Market Information in Banking Supervision: the Role of Stress Test Design [Paper] (R&R at The Review of Financial Studies)
(with Haina Ding and Alexander Guembel)
Abstract: The Basel committee views market discipline as complementing banking supervision. This paper studies how supervisors should design stress tests when markets discipline banks via price signals their traded securities provide to bank creditors. We show that the optimal stress test is coarse and lenient. Speculators have incentives to identify bad banks that erroneously passed the test, which makes markets useful at reducing the type-2, but not the type-1, error of a stress test. Our results hold even when the supervisor can intervene directly based on private information. In the limit of costless supervisory interventions, the optimal stress test is uninformative.

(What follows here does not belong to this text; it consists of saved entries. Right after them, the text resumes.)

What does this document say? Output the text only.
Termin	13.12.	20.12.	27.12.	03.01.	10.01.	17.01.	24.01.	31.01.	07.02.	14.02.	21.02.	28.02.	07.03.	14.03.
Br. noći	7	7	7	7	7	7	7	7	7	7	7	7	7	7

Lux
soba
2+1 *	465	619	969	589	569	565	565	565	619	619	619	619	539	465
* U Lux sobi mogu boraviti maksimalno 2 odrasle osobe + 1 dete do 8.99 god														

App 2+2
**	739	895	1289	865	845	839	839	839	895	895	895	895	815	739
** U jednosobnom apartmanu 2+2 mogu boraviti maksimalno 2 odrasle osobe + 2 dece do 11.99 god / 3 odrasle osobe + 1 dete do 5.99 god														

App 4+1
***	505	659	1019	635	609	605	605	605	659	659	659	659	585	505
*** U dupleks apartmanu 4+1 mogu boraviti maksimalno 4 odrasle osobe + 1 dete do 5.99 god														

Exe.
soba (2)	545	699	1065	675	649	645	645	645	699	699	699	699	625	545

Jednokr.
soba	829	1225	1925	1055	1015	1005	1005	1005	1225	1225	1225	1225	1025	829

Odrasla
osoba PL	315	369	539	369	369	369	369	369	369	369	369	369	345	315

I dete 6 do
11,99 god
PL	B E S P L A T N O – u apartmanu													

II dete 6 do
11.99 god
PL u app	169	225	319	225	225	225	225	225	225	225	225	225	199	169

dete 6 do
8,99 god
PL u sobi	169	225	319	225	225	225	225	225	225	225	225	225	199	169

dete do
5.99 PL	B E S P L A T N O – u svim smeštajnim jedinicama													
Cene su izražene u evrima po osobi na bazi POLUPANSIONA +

Preemptive Competition, Risk Governance, and Artificial Intelligence [Paper]
(with Matthieu Bouvard and Samuel Lee)
Abstract: Preemptive competition over time-sensitive opportunities creates a contractual externality that undermines risk governance. Firms delegate search and vetting to agents; faster execution by rivals increases preemption risk, raising the agency rents required to incentivize compliance. This interaction leads to a deal-driven front-office culture where internal controls are bypassed, even if firms fully internalize their losses. Compensation regulation promotes risk governance by slowing the competitive race. While artificial intelligence can reduce human agency frictions, its acceleration of search efficiency may paradoxically exacerbate externalities. Consequently, laissez-faire outcomes under AI can remain inferior to regulated regimes with human agents.